Шрифт:
Закладка:
«Я въехал в лагерь при величайшем стечении народа. Многие из знатнейших особ прислали поздравить меня с приездом, снабдили множеством плодов и сластей. В Персии огурцы составляют редкий подарок, а бобы составляют великую редкость. Таковые лакомства присылались почти каждый день, но мы были вынуждены платить весьма дорого прислуге, приносящей эти плоды. Сам Шах ничего лучшего не присылал, к этому он обыкновенно прилагал несколько дичи, будто бы им самим подстреленной, что служило доказательством особого его благоволения и милости».

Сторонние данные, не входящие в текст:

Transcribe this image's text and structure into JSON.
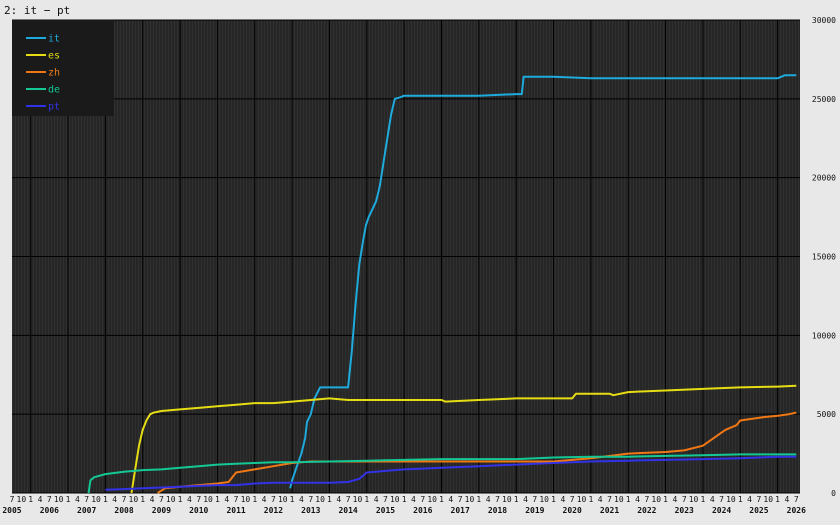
{
  "window": {
    "title": "2: it − pt"
  },
  "colors": {
    "page_bg": "#e8e8e8",
    "plot_bg": "#262626",
    "hatch": "#3a3a3a",
    "major_grid": "#000000",
    "legend_bg": "#1a1a1a"
  },
  "chart_data": {
    "type": "line",
    "title": "2: it − pt",
    "xlabel": "",
    "ylabel": "",
    "xlim": [
      2005.5,
      2026.6
    ],
    "ylim": [
      0,
      30000
    ],
    "yticks": [
      0,
      5000,
      10000,
      15000,
      20000,
      25000,
      30000
    ],
    "years": [
      "2005",
      "2006",
      "2007",
      "2008",
      "2009",
      "2010",
      "2011",
      "2012",
      "2013",
      "2014",
      "2015",
      "2016",
      "2017",
      "2018",
      "2019",
      "2020",
      "2021",
      "2022",
      "2023",
      "2024",
      "2025",
      "2026"
    ],
    "quarter_labels": [
      "1",
      "4",
      "7",
      "10"
    ],
    "grid": true,
    "legend_position": "top-left",
    "series": [
      {
        "name": "it",
        "color": "#1eaadc",
        "x": [
          2012.95,
          2013.0,
          2013.1,
          2013.25,
          2013.35,
          2013.4,
          2013.5,
          2013.6,
          2013.75,
          2013.85,
          2014.0,
          2014.5,
          2014.6,
          2014.7,
          2014.8,
          2014.9,
          2014.98,
          2015.05,
          2015.15,
          2015.25,
          2015.35,
          2015.45,
          2015.55,
          2015.65,
          2015.75,
          2015.9,
          2016.0,
          2016.1,
          2016.2,
          2016.5,
          2017.0,
          2018.0,
          2019.0,
          2019.15,
          2019.2,
          2020.0,
          2021.0,
          2022.0,
          2023.0,
          2024.0,
          2025.0,
          2026.0,
          2026.2,
          2026.5
        ],
        "values": [
          300,
          800,
          1500,
          2500,
          3500,
          4500,
          5000,
          6000,
          6700,
          6700,
          6700,
          6700,
          9000,
          12000,
          14500,
          16000,
          17000,
          17500,
          18000,
          18500,
          19500,
          21000,
          22500,
          24000,
          25000,
          25100,
          25200,
          25200,
          25200,
          25200,
          25200,
          25200,
          25300,
          25300,
          26400,
          26400,
          26300,
          26300,
          26300,
          26300,
          26300,
          26300,
          26500,
          26500
        ]
      },
      {
        "name": "es",
        "color": "#e6dc14",
        "x": [
          2008.7,
          2008.8,
          2008.9,
          2009.0,
          2009.1,
          2009.2,
          2009.3,
          2009.5,
          2010.0,
          2010.5,
          2011.0,
          2011.5,
          2012.0,
          2012.5,
          2013.0,
          2013.5,
          2014.0,
          2014.5,
          2015.0,
          2016.0,
          2017.0,
          2017.1,
          2018.0,
          2019.0,
          2019.5,
          2020.0,
          2020.5,
          2020.6,
          2021.0,
          2021.5,
          2021.6,
          2022.0,
          2023.0,
          2024.0,
          2025.0,
          2026.0,
          2026.5
        ],
        "values": [
          0,
          1500,
          3000,
          4000,
          4600,
          5000,
          5100,
          5200,
          5300,
          5400,
          5500,
          5600,
          5700,
          5700,
          5800,
          5900,
          6000,
          5900,
          5900,
          5900,
          5900,
          5800,
          5900,
          6000,
          6000,
          6000,
          6000,
          6300,
          6300,
          6300,
          6200,
          6400,
          6500,
          6600,
          6700,
          6750,
          6800
        ]
      },
      {
        "name": "zh",
        "color": "#f07814",
        "x": [
          2009.4,
          2009.6,
          2010.0,
          2010.5,
          2011.0,
          2011.3,
          2011.5,
          2012.0,
          2012.5,
          2013.0,
          2013.5,
          2014.0,
          2014.5,
          2015.0,
          2016.0,
          2017.0,
          2018.0,
          2019.0,
          2020.0,
          2021.0,
          2022.0,
          2023.0,
          2023.5,
          2024.0,
          2024.3,
          2024.6,
          2024.9,
          2025.0,
          2025.3,
          2025.6,
          2026.0,
          2026.3,
          2026.5
        ],
        "values": [
          0,
          300,
          400,
          500,
          600,
          700,
          1300,
          1500,
          1700,
          1900,
          2000,
          2000,
          2000,
          2000,
          2000,
          2000,
          2000,
          2000,
          2000,
          2200,
          2500,
          2600,
          2700,
          3000,
          3500,
          4000,
          4300,
          4600,
          4700,
          4800,
          4900,
          5000,
          5100
        ]
      },
      {
        "name": "de",
        "color": "#14c896",
        "x": [
          2007.55,
          2007.6,
          2007.7,
          2008.0,
          2008.5,
          2009.0,
          2009.5,
          2010.0,
          2010.5,
          2011.0,
          2011.5,
          2012.0,
          2012.5,
          2013.0,
          2014.0,
          2015.0,
          2016.0,
          2017.0,
          2018.0,
          2019.0,
          2020.0,
          2021.0,
          2022.0,
          2023.0,
          2024.0,
          2025.0,
          2026.0,
          2026.5
        ],
        "values": [
          0,
          800,
          1000,
          1200,
          1350,
          1450,
          1500,
          1600,
          1700,
          1800,
          1850,
          1900,
          1950,
          1950,
          2000,
          2050,
          2100,
          2150,
          2150,
          2150,
          2250,
          2300,
          2300,
          2350,
          2400,
          2450,
          2450,
          2450
        ]
      },
      {
        "name": "pt",
        "color": "#3232e6",
        "x": [
          2008.0,
          2008.5,
          2009.0,
          2009.5,
          2010.0,
          2010.5,
          2011.0,
          2011.5,
          2012.0,
          2012.5,
          2013.0,
          2013.5,
          2014.0,
          2014.5,
          2014.8,
          2014.9,
          2015.0,
          2015.5,
          2016.0,
          2016.5,
          2017.0,
          2017.5,
          2018.0,
          2018.5,
          2019.0,
          2019.5,
          2020.0,
          2020.5,
          2021.0,
          2022.0,
          2023.0,
          2024.0,
          2025.0,
          2025.5,
          2026.0,
          2026.5
        ],
        "values": [
          200,
          250,
          300,
          350,
          400,
          450,
          500,
          500,
          600,
          650,
          650,
          650,
          650,
          700,
          900,
          1100,
          1300,
          1400,
          1500,
          1550,
          1600,
          1650,
          1700,
          1750,
          1800,
          1850,
          1900,
          1950,
          2000,
          2050,
          2100,
          2150,
          2200,
          2250,
          2300,
          2300
        ]
      }
    ]
  }
}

Но, похоже, эти подарки стоили весьма дорого, так как приходилось платить сопровождавшему их офицеру и, кроме того, часть денег давалась для распределения между слугами. «Иноземцы избавляются от указания величины этих подарков, но своих вельмож предупреждают, сколько кому нужно дать. Шах, по чрезвычайной скупости своей, отбирал их, весьма часто часть оных обращается им же в счет получаемого жалованья».

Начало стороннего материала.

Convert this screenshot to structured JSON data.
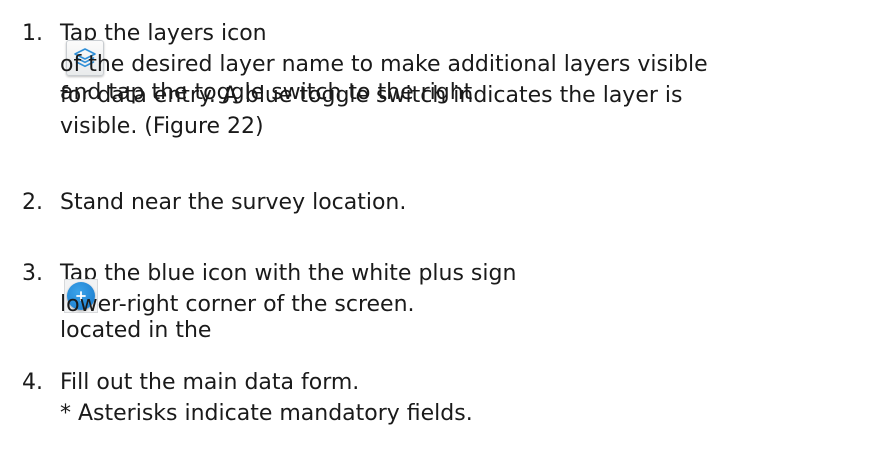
{
  "steps": [
    {
      "number": "1.",
      "lines": [
        {
          "before_icon": "Tap the layers icon",
          "icon": "layers-icon",
          "after_icon": "and tap the toggle switch to the right"
        },
        {
          "text": "of the desired layer name to make additional layers visible"
        },
        {
          "text": "for data entry. A blue toggle switch indicates the layer is"
        },
        {
          "text": "visible. (Figure 22)"
        }
      ]
    },
    {
      "number": "2.",
      "lines": [
        {
          "text": "Stand near the survey location."
        }
      ]
    },
    {
      "number": "3.",
      "lines": [
        {
          "before_icon": "Tap the blue icon with the white plus sign",
          "icon": "plus-icon",
          "after_icon": "located in the"
        },
        {
          "text": "lower-right corner of the screen."
        }
      ]
    },
    {
      "number": "4.",
      "lines": [
        {
          "text": "Fill out the main data form."
        },
        {
          "text": "* Asterisks indicate mandatory fields."
        }
      ]
    }
  ],
  "colors": {
    "text": "#1a1a1a",
    "layers_icon_stroke": "#2f8fd8",
    "plus_icon_fill": "#1f86d6"
  }
}
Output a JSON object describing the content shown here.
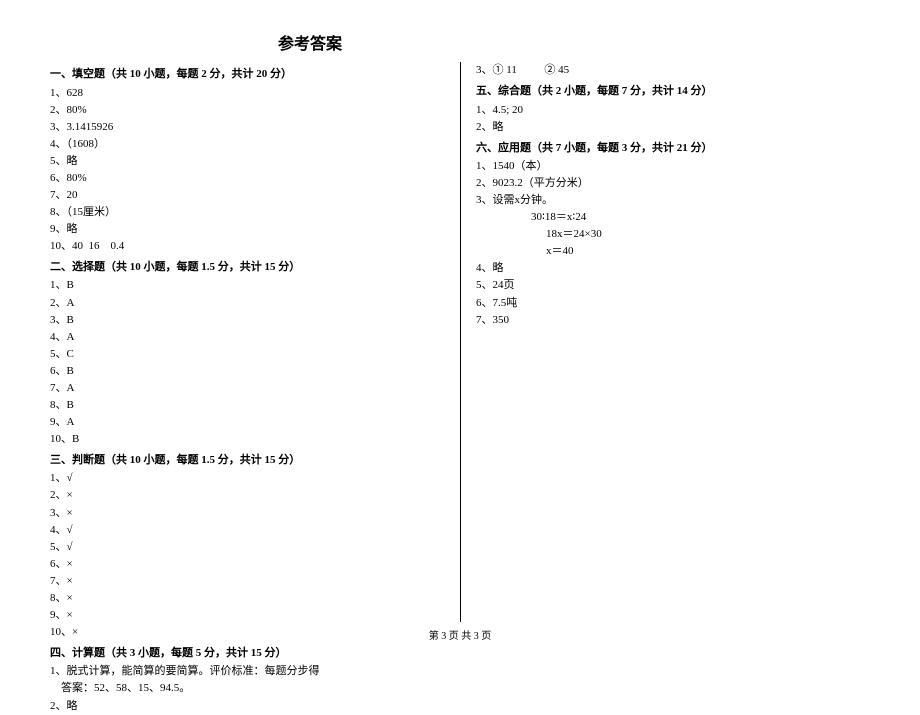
{
  "title": "参考答案",
  "footer": "第 3 页  共 3 页",
  "s1": {
    "header": "一、填空题（共 10 小题，每题 2 分，共计 20 分）",
    "i1": "1、628",
    "i2": "2、80%",
    "i3": "3、3.1415926",
    "i4": "4、（1608）",
    "i5": "5、略",
    "i6": "6、80%",
    "i7": "7、20",
    "i8": "8、（15厘米）",
    "i9": "9、略",
    "i10": "10、40  16    0.4"
  },
  "s2": {
    "header": "二、选择题（共 10 小题，每题 1.5 分，共计 15 分）",
    "i1": "1、B",
    "i2": "2、A",
    "i3": "3、B",
    "i4": "4、A",
    "i5": "5、C",
    "i6": "6、B",
    "i7": "7、A",
    "i8": "8、B",
    "i9": "9、A",
    "i10": "10、B"
  },
  "s3": {
    "header": "三、判断题（共 10 小题，每题 1.5 分，共计 15 分）",
    "i1": "1、√",
    "i2": "2、×",
    "i3": "3、×",
    "i4": "4、√",
    "i5": "5、√",
    "i6": "6、×",
    "i7": "7、×",
    "i8": "8、×",
    "i9": "9、×",
    "i10": "10、×"
  },
  "s4": {
    "header": "四、计算题（共 3 小题，每题 5 分，共计 15 分）",
    "i1a": "1、脱式计算，能简算的要简算。评价标准：每题分步得",
    "i1b": "    答案：52、58、15、94.5。",
    "i2": "2、略",
    "i3": "3、① 11          ② 45"
  },
  "s5": {
    "header": "五、综合题（共 2 小题，每题 7 分，共计 14 分）",
    "i1": "1、4.5; 20",
    "i2": "2、略"
  },
  "s6": {
    "header": "六、应用题（共 7 小题，每题 3 分，共计 21 分）",
    "i1": "1、1540（本）",
    "i2": "2、9023.2（平方分米）",
    "i3": "3、设需x分钟。",
    "i3a": "30∶18＝x∶24",
    "i3b": "18x＝24×30",
    "i3c": "x＝40",
    "i4": "4、略",
    "i5": "5、24页",
    "i6": "6、7.5吨",
    "i7": "7、350"
  }
}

Генерал Ермолов посетил мирзу Шафи, которому на тот момент было около восьмидесяти лет, в течение более сорока из них он исполнял обязанности великого визиря, занимая этот пост при трех правителях. По словам Коцебу, это маленький человек, чей голос слаб и глух, казался бодрым и энергичным. Несмотря на то что он был перегружен делами, министр заверил сотрудников посольства, что при нынешнем шахе его должность не так уж важна и его старость не была обузой. Во время деспотичного правления Ага Мухаммед-шаха, он не раз подвергался наказанию и в школе невзгод усвоил уроки мудрости, которые позволили ему с равным умом поддерживать даже несправедливость и расстраивать интриги тех, кто строил коварные планы. Он считался одним из самых интересных персонажей в Персии, и о нем рассказывалось множество историй, на две из них я хочу обратить ваше внимание.

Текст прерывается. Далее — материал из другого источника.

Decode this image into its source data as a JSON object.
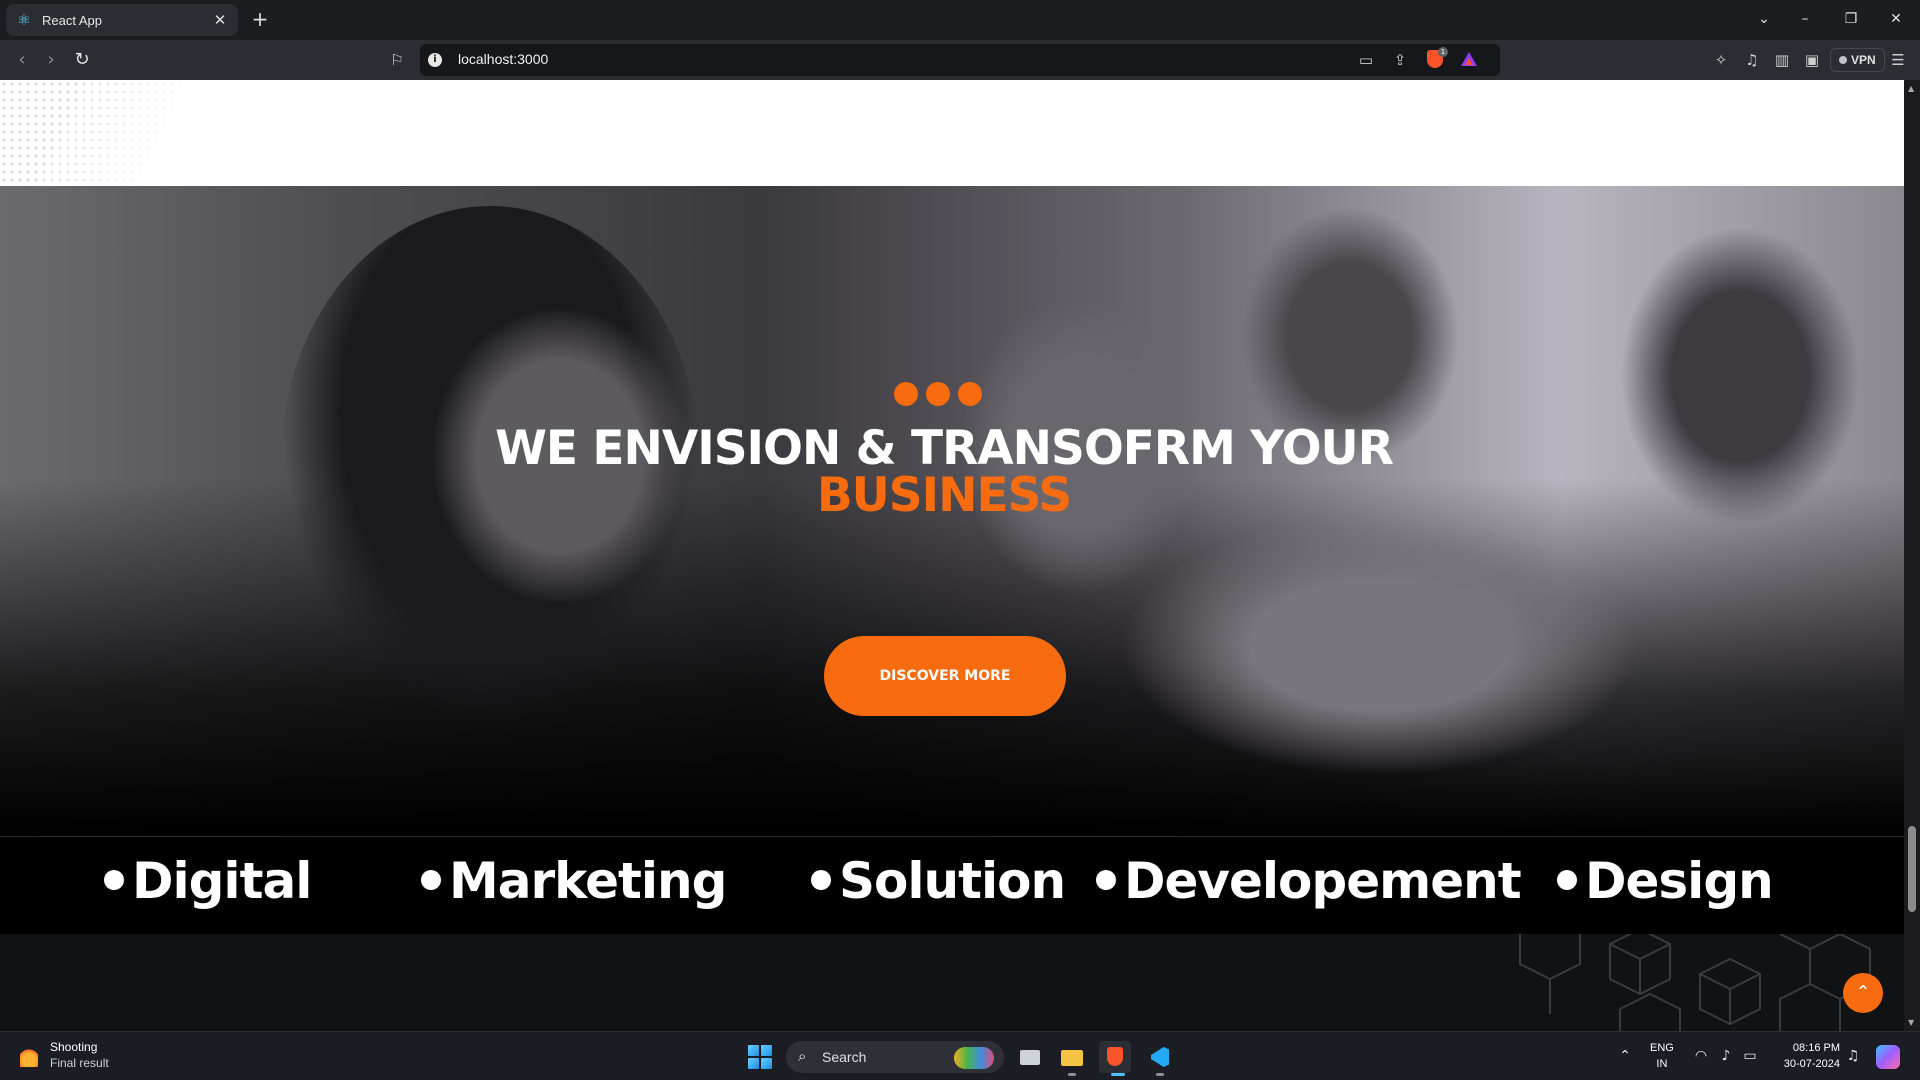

В правление Ага Мухаммед-шаха, предшественника нынешнего правителя, который был евнухом, мирза Шафи испытывал всевозможное противостояние и интриги. Несмотря на свою любовь к родине, он в разное время был на грани того, чтобы просить об отставке. Ага Мухаммед в юности стал жертвой самого постыдного обращения, направленного на то, чтобы помешать ему взойти на трон. Поставив себя во главе бесстрашной и преданной группы сподвижников, он присвоил себе суверенную власть, которую не мог сохранить иначе, как с помощью неслыханной жестокости. Эти обстоятельства породили в его душе всеобщую ненависть к роду человеческому. Иногда он верил каждому, иногда был не уверен ни в ком, даже в самом себе. Шах также страдал от пьянства и в трезвые моменты часто сожалел о приказах, отданных в пьяном угаре. Говорили, что порою он проливал горькие слезы о судьбе своих фаворитов, кого принес в жертву предыдущей ночью. Наделенный воинственным духом, часто возбужденный до ярости, государь жаждал войны и сражения. Несчастье довело его до величайших крайностей, и в конце концов та участь, какая обычно ожидает всех тиранов, жестоких и кровавых деспотов, повергла его в прах. Суровость наказания, если бы он сознавал это, была усилена тем фактом, что шах пал от рук своих собственных охранников.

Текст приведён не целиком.